Etwa die Gerichtsverhandlung in Arkansas, mit der das Buch beginnt, wegen Drogenbesitzes. Freispruch, übrigens. Der Richter konfiszierte sein Messer (es hängt angeblich noch immer an der Wand des Gerichtssaals) und ließ sich anschließend mit ihm fotografieren. Natürlich sind das Anekdoten, viele zum Schenkelklopfen, aber, und das ist das Interessante an diesem Buch: Die Aufzählung enthüllt viel über einen Musiker, der sich lange mit ungebärdigen Exzessen gegen den Popstar-Ruhm stemmte und erst spät eine Balance fand.

Die Vorabmeldungen, mit denen die Markteinführung seit Wochen eingetrommelt wurde, konzentrierten sich natürlich auf die saftigen Stüc­ke. Etwa das Feuer, das Keith gemeinsam mit dem Stones-Saxofonisten Bobby Keys in der Toilette von Hugh Hefners Playboy Mansion legte. Oder die Tatsache, dass er wirklich zwei Jahre lang glaubte, Johnny Depp, der viel in seinem Haus herumlungerte, sei der Dealer seines Sohns Marlon. Und vor allem die Behauptung, Mick Jagger habe einen kleinen Penis, was von dessen Ex-Frau Jerry Hall aber umgehend dementiert wurde („Stimmt ja gar nicht!“).

Alle Interviews, die Keith Richards in diesen Tagen gibt, gipfeln denn auch schnell in der Frage: Und was ist mit Mick? Was soll schon sein, nuschelt Keith. Man kennt sich seit einem halben Jahrhundert, streitet sich nach Herzenslust, und wer in der farbigen Historie der „Glimmer Twins“ nach Schulhof-Attacken fahndet, wird natürlich fündig.

Von all den Schimpfworten, mit denen Mister Richards Mister Jagger belegt, eignet sich nur „Disco Boy“ für eine Familienzeitung. „Unerträglich“ sei der Herr, befindet Richards, der die Fehde mit dem Kollegen vor allem in den Achtzigern öffentlich ausfocht.

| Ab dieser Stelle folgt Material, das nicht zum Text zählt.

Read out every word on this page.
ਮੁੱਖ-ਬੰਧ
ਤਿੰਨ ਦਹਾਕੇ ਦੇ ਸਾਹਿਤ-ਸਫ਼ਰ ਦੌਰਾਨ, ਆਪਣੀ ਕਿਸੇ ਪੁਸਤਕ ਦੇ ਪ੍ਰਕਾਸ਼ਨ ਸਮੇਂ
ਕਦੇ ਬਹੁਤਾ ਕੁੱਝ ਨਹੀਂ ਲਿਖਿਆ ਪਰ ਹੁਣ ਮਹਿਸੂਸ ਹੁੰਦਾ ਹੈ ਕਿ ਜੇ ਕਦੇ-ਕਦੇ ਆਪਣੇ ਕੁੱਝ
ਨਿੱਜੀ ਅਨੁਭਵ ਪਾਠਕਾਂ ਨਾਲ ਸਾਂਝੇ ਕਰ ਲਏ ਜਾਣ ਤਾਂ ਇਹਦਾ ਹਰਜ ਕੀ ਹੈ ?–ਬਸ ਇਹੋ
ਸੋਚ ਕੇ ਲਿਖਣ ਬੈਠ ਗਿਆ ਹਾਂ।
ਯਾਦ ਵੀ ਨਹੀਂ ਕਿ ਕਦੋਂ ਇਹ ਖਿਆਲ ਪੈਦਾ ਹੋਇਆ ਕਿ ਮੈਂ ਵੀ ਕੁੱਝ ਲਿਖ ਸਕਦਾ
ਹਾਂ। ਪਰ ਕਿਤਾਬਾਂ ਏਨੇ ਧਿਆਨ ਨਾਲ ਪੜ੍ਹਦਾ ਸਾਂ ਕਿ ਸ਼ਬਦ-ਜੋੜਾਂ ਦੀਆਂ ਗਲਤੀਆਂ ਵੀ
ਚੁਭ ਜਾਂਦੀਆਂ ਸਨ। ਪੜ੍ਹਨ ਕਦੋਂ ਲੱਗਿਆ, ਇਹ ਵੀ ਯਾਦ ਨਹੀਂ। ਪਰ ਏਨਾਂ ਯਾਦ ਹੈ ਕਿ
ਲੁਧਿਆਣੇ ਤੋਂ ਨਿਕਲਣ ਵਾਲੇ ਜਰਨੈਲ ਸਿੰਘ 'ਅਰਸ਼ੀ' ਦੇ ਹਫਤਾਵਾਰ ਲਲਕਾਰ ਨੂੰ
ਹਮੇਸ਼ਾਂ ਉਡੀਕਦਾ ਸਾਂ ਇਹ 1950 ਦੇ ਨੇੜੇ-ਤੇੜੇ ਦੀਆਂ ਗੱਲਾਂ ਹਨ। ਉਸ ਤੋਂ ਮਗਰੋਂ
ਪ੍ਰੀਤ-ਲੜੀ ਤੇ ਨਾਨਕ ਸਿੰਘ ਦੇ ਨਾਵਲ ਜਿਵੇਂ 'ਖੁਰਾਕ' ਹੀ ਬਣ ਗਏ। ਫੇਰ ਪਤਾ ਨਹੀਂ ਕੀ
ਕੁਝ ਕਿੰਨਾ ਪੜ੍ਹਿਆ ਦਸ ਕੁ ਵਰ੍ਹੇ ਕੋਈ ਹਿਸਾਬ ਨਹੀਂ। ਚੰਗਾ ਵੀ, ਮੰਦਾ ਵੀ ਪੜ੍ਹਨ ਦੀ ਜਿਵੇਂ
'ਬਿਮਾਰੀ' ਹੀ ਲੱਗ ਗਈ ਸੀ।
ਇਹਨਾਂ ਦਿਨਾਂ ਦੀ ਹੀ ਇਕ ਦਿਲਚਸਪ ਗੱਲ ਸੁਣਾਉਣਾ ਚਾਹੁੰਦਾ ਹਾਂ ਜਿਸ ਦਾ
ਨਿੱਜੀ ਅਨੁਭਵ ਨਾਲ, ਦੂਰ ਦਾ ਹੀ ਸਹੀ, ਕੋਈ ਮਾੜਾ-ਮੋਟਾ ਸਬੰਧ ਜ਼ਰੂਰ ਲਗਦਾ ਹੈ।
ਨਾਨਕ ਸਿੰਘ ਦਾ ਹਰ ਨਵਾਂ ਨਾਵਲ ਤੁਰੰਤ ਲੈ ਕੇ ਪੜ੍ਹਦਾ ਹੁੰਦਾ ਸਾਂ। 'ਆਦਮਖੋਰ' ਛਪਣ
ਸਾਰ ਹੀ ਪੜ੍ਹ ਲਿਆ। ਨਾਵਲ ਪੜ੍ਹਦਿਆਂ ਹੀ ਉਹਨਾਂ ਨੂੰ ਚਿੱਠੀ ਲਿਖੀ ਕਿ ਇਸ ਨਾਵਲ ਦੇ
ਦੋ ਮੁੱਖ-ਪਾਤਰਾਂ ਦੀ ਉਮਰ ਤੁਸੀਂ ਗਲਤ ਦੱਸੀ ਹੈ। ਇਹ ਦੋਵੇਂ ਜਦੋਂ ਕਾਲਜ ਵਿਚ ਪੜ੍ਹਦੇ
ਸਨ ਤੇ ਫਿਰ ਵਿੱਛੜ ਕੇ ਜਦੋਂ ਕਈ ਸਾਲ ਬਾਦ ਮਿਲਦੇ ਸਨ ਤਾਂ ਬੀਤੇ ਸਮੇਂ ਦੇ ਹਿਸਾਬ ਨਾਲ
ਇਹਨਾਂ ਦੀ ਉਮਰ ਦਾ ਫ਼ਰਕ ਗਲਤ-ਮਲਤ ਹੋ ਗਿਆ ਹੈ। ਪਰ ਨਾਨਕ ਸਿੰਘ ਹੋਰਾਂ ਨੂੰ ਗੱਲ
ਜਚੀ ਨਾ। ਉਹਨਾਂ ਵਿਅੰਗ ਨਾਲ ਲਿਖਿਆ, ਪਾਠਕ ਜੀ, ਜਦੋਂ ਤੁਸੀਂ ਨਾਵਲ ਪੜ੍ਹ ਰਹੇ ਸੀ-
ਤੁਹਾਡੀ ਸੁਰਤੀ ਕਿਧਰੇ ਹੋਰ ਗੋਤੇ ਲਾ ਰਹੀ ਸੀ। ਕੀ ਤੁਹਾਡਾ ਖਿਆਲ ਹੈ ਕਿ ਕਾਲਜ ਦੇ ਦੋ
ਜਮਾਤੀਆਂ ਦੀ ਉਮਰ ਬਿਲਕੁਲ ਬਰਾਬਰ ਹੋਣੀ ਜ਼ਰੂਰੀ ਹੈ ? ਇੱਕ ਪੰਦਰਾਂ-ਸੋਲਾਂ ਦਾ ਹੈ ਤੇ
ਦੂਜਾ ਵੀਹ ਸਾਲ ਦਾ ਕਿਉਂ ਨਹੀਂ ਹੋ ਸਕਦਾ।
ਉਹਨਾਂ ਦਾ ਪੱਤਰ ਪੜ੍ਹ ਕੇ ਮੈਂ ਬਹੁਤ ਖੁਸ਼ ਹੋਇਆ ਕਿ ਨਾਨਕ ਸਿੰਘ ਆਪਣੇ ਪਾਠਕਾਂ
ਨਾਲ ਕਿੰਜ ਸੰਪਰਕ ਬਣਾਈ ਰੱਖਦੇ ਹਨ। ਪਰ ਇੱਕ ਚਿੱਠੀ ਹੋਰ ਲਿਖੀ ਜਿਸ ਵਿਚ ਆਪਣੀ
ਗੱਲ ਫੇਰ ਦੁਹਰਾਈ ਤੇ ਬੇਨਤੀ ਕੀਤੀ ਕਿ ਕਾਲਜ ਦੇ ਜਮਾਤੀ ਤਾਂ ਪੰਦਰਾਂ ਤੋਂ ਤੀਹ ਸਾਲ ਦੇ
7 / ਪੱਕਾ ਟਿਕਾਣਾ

„Life“ wurde Jagger dennoch vor dem Erscheinen vorgelegt. Was er davon hält, wissen wir nicht, aber gestrichen wurde laut Richards nichts. Wozu auch, am Ende „zählt das alles nichts, wenn man sieht, wie lange wir schon zusammen sind“. Und andere Weggefährten bekommen natürlich auch was ab, außer Charlie Watts, an dessen coolem Gleichgewicht sich der schwankende Keef immer wieder festhalten durfte. Brian Jones? Kaltblütig, bösartig. Alan Ginsberg? Ein aufgeblasener Sack. Mick Taylor, der zunächst Brian Jones ersetzte? Hat seitdem nichts mehr zu­stande gebracht.

Von der Leiter gefallen

Was wir noch von Keith Richards wissen: Er interessiert sich für Literatur, insbesondere Geschichtsromane, und hat sich mal den Arm gebrochen, als er in seiner Bibliothek (!) von der Leiter fiel. Den Fitness-Raum im Keller nutzt er regelmäßig. Bei Interviews steht eine Flasche vom guten Rebel-Yell-Bourbon auf dem Tisch, ein frecher Journalist, der heimlich nippte, behauptet aber, im Glas sei nur Tee gewesen. Und dass Keith immer noch Kette raucht, wird von den Reportern inzwischen auch bestritten.Auf dem Buchumschlag wird dennoch gequalmt, den Finger ziert der traditionelle Totenkopf-Ring, und die ganze Wahrheit werden wir sowieso erst erfahren, wenn Keef stirbt. Falls er stirbt.